Hyper-Threading Explained And Benchmarked

Re:Ever buy a car with auto-everything? by pdbaby · 2004-01-06 21:04 · Score: 5, Interesting

I hate to say it, but your logic is flawed.

To put hyperthreading into your car analogy:
Hyperthreading is like a car that has power assisted steering. If you want, you can switch it off; you'll likely have a slightly smoother time with it on. But if you want the control (or don't trust it) then you can switch it off.

For the geek who reads posts as a stack of strings delimited by <br>, Nobody's forcing you to use hyperthreading. Use it, don't use it. Don't complain that it's a Bad Thing[tm] simply because you're being given the choice

--
Global symbol "$deity" requires explicit package name at line 2. - If only $scripture started "use strict;"
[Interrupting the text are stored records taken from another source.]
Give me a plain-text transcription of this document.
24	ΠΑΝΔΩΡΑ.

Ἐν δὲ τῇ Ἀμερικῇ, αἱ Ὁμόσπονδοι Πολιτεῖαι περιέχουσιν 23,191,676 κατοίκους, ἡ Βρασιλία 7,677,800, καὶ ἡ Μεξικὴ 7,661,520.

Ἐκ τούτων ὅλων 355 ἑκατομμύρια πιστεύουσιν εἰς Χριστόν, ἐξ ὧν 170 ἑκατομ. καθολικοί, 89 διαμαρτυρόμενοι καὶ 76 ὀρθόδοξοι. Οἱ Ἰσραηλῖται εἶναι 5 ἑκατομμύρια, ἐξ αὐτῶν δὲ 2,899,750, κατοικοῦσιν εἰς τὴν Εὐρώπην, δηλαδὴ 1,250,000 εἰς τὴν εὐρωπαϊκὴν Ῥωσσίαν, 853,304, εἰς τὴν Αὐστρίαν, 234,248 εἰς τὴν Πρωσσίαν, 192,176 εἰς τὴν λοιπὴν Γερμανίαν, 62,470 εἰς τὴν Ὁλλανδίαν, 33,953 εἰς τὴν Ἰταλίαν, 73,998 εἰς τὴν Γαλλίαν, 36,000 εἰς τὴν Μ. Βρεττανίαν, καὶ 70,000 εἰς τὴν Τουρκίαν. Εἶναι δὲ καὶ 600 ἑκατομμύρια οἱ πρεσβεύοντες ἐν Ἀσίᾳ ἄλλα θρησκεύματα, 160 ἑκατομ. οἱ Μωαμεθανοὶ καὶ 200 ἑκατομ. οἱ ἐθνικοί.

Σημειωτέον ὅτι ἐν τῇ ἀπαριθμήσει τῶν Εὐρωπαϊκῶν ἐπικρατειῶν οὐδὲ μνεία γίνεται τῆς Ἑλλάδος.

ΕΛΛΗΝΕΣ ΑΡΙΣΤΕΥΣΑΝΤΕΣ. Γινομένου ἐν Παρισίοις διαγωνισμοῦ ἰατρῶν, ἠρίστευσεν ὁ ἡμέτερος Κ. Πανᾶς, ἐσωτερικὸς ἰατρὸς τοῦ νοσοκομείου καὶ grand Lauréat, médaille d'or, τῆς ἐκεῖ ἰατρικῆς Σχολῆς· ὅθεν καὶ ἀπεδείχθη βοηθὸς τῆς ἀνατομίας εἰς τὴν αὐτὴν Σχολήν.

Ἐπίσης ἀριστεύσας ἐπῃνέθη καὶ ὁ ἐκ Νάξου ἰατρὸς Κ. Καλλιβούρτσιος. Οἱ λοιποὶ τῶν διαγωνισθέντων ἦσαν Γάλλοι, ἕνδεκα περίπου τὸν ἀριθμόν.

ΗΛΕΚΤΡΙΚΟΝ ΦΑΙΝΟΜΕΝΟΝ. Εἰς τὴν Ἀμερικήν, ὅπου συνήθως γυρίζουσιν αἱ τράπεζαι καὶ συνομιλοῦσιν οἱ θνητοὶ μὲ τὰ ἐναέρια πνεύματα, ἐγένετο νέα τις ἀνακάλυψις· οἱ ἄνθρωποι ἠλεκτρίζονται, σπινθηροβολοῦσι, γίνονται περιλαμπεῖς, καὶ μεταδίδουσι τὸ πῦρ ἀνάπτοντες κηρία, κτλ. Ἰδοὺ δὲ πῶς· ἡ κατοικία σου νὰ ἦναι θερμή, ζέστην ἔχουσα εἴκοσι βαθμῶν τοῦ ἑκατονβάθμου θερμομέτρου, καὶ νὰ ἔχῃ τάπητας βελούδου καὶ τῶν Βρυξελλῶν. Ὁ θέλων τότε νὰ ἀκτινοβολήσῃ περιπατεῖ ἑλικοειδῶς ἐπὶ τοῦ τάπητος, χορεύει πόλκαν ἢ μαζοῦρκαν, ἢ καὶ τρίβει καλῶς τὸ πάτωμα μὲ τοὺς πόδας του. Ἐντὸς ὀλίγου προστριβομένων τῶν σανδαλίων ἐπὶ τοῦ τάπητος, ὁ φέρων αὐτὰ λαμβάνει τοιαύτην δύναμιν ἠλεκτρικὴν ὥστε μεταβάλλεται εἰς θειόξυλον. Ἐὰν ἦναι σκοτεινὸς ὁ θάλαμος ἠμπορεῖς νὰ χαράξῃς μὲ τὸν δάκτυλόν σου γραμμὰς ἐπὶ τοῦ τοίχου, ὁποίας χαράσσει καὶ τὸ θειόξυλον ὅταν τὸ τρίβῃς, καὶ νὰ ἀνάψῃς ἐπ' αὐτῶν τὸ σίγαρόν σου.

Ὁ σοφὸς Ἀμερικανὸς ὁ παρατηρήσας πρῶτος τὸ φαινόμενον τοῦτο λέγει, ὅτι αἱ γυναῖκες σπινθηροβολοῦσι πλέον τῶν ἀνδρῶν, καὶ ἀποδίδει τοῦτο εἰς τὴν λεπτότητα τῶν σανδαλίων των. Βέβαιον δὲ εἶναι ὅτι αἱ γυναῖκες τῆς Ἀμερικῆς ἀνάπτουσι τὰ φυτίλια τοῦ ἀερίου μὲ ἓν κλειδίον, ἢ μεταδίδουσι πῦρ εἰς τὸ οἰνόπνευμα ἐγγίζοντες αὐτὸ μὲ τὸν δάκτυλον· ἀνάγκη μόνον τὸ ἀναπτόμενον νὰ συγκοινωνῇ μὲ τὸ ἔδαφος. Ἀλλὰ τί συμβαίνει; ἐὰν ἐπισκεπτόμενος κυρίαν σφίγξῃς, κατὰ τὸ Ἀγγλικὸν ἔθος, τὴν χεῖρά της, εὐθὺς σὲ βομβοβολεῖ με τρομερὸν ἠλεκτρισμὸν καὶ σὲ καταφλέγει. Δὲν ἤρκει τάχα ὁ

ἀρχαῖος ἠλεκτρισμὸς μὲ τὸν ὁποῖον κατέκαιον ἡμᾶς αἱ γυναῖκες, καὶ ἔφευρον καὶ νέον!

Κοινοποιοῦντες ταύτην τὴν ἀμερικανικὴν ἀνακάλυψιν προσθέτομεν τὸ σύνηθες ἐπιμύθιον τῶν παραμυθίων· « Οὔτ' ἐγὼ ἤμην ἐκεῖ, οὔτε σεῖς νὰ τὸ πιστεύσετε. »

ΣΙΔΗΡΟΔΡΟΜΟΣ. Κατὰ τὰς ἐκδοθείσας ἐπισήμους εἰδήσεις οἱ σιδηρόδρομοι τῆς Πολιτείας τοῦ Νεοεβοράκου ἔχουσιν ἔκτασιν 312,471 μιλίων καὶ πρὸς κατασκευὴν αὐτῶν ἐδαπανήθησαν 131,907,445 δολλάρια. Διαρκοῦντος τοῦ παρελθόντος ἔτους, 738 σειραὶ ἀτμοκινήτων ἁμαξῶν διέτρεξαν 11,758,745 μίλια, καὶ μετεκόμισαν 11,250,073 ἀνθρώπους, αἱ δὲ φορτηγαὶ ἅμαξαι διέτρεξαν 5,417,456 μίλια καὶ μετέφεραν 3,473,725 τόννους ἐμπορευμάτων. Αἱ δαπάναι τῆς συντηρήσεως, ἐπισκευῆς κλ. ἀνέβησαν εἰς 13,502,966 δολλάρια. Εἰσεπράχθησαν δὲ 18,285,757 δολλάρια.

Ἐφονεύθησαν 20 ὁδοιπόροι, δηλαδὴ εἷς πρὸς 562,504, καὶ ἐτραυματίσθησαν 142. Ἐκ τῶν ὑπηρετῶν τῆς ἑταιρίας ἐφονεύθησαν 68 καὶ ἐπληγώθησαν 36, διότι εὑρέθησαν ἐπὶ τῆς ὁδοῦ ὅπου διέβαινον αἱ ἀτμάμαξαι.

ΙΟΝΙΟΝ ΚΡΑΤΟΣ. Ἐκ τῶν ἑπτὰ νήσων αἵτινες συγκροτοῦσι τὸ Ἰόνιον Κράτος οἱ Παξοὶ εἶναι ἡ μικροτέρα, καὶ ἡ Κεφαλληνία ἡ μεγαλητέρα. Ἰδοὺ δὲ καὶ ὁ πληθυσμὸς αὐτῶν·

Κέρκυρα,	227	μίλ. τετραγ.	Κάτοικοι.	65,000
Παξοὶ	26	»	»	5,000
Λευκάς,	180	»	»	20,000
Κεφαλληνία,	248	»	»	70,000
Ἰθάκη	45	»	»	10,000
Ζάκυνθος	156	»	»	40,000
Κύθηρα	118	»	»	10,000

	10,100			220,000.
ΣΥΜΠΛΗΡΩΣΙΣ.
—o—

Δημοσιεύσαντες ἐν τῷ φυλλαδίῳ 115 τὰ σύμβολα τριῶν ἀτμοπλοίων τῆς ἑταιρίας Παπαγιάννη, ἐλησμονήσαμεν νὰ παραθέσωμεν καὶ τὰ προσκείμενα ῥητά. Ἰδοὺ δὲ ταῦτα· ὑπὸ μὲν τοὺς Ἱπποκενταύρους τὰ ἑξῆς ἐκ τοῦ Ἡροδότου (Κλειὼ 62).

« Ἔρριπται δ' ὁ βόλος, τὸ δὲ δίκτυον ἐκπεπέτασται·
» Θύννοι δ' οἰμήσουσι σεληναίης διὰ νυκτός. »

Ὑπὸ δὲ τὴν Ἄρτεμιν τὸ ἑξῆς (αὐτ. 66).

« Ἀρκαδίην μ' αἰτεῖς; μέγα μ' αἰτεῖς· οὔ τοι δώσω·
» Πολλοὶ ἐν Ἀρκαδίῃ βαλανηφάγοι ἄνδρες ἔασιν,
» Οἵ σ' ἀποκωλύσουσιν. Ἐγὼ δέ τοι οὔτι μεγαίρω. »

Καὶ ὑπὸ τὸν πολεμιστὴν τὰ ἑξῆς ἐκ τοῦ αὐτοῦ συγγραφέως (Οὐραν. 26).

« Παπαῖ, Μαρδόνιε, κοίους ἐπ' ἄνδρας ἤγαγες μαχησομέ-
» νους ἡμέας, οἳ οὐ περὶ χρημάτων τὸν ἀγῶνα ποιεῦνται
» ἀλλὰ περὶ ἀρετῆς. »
Re:Just Marketing BS by Intel to get suckers to bu by idiotnot · 2004-01-06 21:19 · Score: 5, Interesting

Perhaps I'm feeding a troll here, but....

64 bits, while not interesting in and of itself, is interesting in AMD's implementation. I have an UltraSparc sitting on my desk at work, and I assure you it's one of the most boring machines in the world. Why is AMD interesting? In the Opteron/Athlon 64 they've fixed some of the shortcomings of the x86 architecture. More registers. Access to more than 4GB of RAM without menutia (like Intel uses). Things that were expensive in a register-starved 32 bit processor aren't on an Athlon64.

No, it's not innovative, not by a longshot. It's the same damn thing Intel did when they introduced the 80386. But it continues the line unbroken, and that's why the processor is important.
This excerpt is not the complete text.